Plus: Stress Tests, Revolut, Tink/Visa
Nice article Mark - BTW I'm pretty sure you did disclose your Revolut holdings in a previous letter. I was aware of it at least.
Litigation Capital Management utilises the cash based accounting method.
Without knowing much about the litigation finance sector or the particular company, the payoff seems to be cyclical to me. The probability of the outcome might be independent of economic cycles (although it would be good to see some data), the payoff is very much cyclical. A yacht was worth much much less in 2009 than in 2007 and the value of most private or corporate assets is cyclical.
Is this an “introduction to litigation finance” or a short position paper? Does Bruce have a position (...and why not disclose that, whether yea or nay)? The “doubts” raised here are two years old. Anyone looking to balance the scales with a detailed rebuttal can read through Caro-Kann’s report via this FT link: https://www.ft.com/content/c370d8f7-4e5c-34e0-9ed7-b7503794cd66
Lukas, please note that Bruce selected a very atypical case.
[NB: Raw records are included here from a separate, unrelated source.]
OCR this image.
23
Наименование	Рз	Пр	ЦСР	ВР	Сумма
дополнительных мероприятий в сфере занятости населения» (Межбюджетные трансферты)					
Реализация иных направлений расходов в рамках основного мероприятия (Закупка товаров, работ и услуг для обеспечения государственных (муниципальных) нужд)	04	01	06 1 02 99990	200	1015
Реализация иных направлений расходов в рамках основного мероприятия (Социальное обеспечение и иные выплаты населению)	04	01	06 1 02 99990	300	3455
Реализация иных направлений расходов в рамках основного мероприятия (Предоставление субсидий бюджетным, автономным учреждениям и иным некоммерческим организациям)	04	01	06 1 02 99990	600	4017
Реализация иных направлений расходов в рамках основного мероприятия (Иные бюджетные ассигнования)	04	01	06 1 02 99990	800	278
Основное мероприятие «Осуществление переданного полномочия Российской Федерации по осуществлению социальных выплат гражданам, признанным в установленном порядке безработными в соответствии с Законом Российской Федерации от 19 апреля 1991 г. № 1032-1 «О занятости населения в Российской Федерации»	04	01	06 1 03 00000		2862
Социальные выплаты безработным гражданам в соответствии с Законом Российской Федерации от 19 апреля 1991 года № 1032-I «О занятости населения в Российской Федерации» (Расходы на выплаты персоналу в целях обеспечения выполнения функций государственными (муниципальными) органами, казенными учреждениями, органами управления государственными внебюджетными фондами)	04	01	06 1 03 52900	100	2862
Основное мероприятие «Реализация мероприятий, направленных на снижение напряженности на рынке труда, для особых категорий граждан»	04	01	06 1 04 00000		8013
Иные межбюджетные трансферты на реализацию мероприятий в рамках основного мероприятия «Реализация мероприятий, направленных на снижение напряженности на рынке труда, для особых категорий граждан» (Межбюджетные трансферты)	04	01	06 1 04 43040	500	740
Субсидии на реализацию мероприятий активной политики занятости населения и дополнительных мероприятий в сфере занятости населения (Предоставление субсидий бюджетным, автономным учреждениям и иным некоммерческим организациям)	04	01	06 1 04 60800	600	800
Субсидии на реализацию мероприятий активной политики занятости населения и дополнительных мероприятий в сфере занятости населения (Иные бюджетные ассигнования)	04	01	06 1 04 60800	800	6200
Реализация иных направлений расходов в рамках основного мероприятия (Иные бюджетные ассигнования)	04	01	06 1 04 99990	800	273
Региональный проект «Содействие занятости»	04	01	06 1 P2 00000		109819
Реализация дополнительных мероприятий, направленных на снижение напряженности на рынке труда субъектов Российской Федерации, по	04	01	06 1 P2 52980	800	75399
The vast majority of Burford’s cases are strictly commercial— Contract disputes, I/P disputes, M&A transactions, etc.... therefore the need to expose a spouse or grind a personal axe rarely comes into play.
(disclosure: long BUR)
Fantastic article, Bruce. I am curious about Burford's business model as there are numerous conflict of interests. It probably makes the most sense for Burford to have their clients settle to maximize shareholder returns. As you mentioned, however, they do not own the case. Their clients may be motivated to expose their spouses, etc. instead of a sole focus of monetary compensation. This may factor into which cases they fund...?
Beyond the lack of alignment, what role does representation play? The article says the representation operates on referrals from law firms, but can those wronged approach Burford directly and inquire on which representation they would fund?